Katrina is a prefect example. Liberals brought out their plans to deal with the problems of the poor. Against the backdrop of vivid images that sear the national conscience, they argued that the needs of America's poor were urgent. Conservatives said Katrina proved the limits of government and that we needed solutions that involve less government, such as stripping away environmental laws and labor standards.
The debate over Iraq is at one level a debate about what the true lessons of Vietnam were. Former Secretary of Defense Melvin Laird has weighed in with the Kissinger version of Vietnam -- by a combination of a carefully phased withdrawal, matched by training of the Vietnamese and threats of further escalation, we had won the war, only to see victory taken away by the American people who removed the threat of escalation and cut aid to our allies.
The fatal flaw in that argument is what I want to discuss, because it goes to the heart of the question of how well we are doing in training the Iraqi army and when that will enable us to leave. We tried to do the same in Vietnam and there is much that we should learn from that effort.
First we need to ask who we are recruiting. Those involved in the screening process admit that is is very hard to do. The question is not whether the person has a criminal background but rather to whom he (or she) gives loyalty. In Vietnam we learned after it was over that about one third of those we armed and trained were actually in the Viet Cong Army. This meant surprise operations were impossible and a significant part of our force was actually on the other side. There is every reason to believe that this is true now in Iraq. There is no foolproof way to screen for insurgents.
In Vietnam, another roughly one third of the trainees in the Republic of Vietnam's army (ARVN) would quickly take the weapons they were given and sell them on the black market. In Iraq we again see signs of the same thing with large desertion levels and US weapons showing up in insurgency hands. The remaining ARVN troops, neither secretly the enemy or ready to desert and sell what they had been given, were in it for the pay and for the prestige and the opportunity to plunder. It was no wonder that despite years of training and the provision of equipment far superior to the enemy the ARVN was never capable of winning either the guerrilla war or the full scale battles that marked the final stages of the conflict. This was not for lack of training but for lack of commitment. The military leaders were riddled with those who had fought on the side of the French and the Japanese and had their evacuation plans in better shape than those of the US military. The others lacked the incentive to fight since they lacked an allegiance which is the bedrock of campaign effectiveness.
So in Iraq we put much of our faith and our hope in the process of training the Iraqi Army. The unstated assumption is that Iraqi men do not know how to fight and if only exposed to western methods will be able to deal with the insurgency. Even sharp critics of the war call for better and more training as if it would provide a way out. The unexamined but false assumptions behind this policy are monumental.

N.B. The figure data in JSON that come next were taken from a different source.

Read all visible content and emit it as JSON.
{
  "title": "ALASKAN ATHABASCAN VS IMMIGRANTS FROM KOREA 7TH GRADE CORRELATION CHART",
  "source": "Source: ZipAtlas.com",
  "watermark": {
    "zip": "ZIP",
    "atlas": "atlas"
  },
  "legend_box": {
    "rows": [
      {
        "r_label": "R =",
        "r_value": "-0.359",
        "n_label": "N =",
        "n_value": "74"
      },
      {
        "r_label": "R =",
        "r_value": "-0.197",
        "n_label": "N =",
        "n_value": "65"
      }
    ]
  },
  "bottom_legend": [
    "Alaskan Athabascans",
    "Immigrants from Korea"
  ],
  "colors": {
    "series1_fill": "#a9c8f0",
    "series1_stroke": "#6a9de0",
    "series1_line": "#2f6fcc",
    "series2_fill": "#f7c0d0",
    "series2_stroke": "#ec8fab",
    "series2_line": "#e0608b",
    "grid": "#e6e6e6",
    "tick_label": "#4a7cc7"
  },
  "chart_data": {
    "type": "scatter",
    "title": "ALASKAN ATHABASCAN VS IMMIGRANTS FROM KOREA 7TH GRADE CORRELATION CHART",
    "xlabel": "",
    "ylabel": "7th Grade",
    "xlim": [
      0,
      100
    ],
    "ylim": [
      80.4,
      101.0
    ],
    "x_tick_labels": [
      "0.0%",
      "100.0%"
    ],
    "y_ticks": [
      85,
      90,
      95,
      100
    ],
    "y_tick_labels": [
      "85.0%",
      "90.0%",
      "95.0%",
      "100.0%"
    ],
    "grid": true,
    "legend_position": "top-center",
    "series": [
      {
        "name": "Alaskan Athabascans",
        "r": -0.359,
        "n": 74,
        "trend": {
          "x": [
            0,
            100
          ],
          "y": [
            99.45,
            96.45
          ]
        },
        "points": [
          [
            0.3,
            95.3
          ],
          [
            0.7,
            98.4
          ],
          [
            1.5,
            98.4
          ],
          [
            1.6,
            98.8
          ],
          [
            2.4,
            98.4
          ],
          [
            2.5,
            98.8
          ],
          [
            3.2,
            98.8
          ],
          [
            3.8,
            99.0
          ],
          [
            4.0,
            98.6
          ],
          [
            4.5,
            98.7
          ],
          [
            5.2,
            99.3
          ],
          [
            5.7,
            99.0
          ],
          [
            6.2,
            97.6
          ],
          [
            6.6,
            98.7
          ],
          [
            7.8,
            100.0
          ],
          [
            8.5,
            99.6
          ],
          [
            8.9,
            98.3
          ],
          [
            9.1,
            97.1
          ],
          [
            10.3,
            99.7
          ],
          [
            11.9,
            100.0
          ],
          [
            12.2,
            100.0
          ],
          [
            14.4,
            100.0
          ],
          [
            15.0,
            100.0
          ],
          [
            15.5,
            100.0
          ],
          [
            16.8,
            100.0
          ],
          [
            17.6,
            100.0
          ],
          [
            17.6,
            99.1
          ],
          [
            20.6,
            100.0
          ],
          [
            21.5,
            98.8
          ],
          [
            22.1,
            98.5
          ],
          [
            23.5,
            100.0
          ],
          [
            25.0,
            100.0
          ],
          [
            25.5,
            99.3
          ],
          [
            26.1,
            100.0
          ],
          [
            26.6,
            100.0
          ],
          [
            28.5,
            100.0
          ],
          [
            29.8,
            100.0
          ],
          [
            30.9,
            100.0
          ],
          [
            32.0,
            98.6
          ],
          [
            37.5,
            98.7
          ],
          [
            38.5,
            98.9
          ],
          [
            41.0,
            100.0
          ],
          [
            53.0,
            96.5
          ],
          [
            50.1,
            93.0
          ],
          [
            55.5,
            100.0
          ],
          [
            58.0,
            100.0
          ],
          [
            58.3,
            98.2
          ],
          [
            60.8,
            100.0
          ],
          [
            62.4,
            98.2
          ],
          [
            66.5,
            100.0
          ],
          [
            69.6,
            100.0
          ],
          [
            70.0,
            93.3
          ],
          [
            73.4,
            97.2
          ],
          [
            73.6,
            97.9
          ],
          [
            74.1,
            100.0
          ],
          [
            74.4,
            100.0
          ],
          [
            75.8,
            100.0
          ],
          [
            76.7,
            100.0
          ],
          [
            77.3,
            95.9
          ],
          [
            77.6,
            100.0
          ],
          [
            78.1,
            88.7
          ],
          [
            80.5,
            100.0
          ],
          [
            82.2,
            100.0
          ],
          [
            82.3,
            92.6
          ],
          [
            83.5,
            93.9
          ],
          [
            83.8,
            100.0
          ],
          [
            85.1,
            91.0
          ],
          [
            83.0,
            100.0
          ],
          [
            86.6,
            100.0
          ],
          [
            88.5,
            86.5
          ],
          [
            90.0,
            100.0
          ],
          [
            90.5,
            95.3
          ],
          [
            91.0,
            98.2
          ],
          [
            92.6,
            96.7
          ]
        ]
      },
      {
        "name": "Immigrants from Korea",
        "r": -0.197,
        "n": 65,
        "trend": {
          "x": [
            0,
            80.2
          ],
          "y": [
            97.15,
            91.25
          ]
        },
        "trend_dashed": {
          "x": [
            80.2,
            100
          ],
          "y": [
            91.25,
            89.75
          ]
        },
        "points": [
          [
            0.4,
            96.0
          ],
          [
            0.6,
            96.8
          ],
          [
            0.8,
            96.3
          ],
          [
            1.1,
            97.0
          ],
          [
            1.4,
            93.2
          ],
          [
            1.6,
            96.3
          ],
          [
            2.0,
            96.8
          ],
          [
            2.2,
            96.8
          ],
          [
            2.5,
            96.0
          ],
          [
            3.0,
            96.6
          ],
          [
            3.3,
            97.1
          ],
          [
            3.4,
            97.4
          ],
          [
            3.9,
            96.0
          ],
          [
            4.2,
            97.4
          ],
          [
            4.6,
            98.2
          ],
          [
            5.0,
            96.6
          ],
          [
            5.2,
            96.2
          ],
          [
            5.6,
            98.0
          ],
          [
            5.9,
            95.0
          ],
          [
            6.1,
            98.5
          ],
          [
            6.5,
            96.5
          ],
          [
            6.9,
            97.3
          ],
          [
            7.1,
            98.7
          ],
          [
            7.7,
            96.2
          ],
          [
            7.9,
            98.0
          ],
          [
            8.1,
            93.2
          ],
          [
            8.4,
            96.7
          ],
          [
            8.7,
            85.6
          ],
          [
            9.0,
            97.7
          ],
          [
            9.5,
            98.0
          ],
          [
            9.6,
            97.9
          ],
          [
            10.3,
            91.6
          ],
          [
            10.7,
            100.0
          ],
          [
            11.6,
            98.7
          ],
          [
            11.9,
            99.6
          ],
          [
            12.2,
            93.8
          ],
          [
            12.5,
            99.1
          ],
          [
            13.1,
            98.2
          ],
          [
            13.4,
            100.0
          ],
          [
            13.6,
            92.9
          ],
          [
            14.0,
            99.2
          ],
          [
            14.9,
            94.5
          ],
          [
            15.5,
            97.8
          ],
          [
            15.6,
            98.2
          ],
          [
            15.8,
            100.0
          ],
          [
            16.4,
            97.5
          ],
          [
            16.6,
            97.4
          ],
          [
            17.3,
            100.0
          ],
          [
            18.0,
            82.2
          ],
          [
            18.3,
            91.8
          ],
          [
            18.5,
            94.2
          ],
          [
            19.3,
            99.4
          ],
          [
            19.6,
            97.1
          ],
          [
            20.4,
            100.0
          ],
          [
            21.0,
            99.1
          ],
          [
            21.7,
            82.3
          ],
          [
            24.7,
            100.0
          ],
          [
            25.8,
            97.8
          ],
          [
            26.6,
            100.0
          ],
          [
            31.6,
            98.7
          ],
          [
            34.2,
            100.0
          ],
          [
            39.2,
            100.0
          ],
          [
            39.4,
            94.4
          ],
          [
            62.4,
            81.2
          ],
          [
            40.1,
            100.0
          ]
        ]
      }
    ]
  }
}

Start with the question of who needs training. The insurgents clearly do not. Nor do the various militias who have challenged the government from time to time and are clearly better fighting units than the Iraqi army units we have trained. The militias guarding the various Iraqi leaders, including the President and Prime Minister, are effective fighting forces. None of them requires US air power or embedded allied forces to fight effectively. The insight is simple: Many Iraqis know how to fight and will do so when they are led by leaders to whom they have a clear allegiance. The United States and the vague notion of a unified Iraqi government is not sufficient.
We need to consider who we are actually training and what we can hope to accomplish. While we will not know the precise number until later, there is every reason to believe that many of those we recruit in the army and the police are actually part of the insurgency and at the very least provide tactical intelligence. Many others come for the pay and to get a rifle and other equipment that they sell before deserting. We know that desertion rates are very high. Finally there are the ones who stay perhaps for the paycheck or the opportunity for graft. Certainly there are some who stay because they feel allegiance to a new united Iraq, but these are no where near enough. It should not be a surprise that we are left with the forces that -- unlike all the others in Iraq -- cannot fight alone and show no sign of being able to any time in the future.
US military officials have said unequivocally that they cannot win this war by military means alone; certainly the Iraqi Army we believe we are training cannot either. This means we can stay and fight until the American people tire of the effort, the sacrifice of Americans and of the cost, and insist that we come home quickly. That would be failing to learn the fundamental lesson of Vietnam -- that without domestic support the war cannot be sustained. Nor can we hope to prevail by relying on the strategy of training an indigenous army and expect it to win a war we cannot win.
We need a negotiated solution which I tired to sketch last week. We need to develop a set of tasks for the American military that includes preventing coups or outbreaks of conflict among those now allied with us. At the same time we need to bring in Iraq's neighbors and the UN for serious discussions about how to maintain a unified and relatively peaceful Iraq.
On a personal note I am still learning the blogging game. So while I very much appreciated the comments on my first post, I did not reply. I will this time.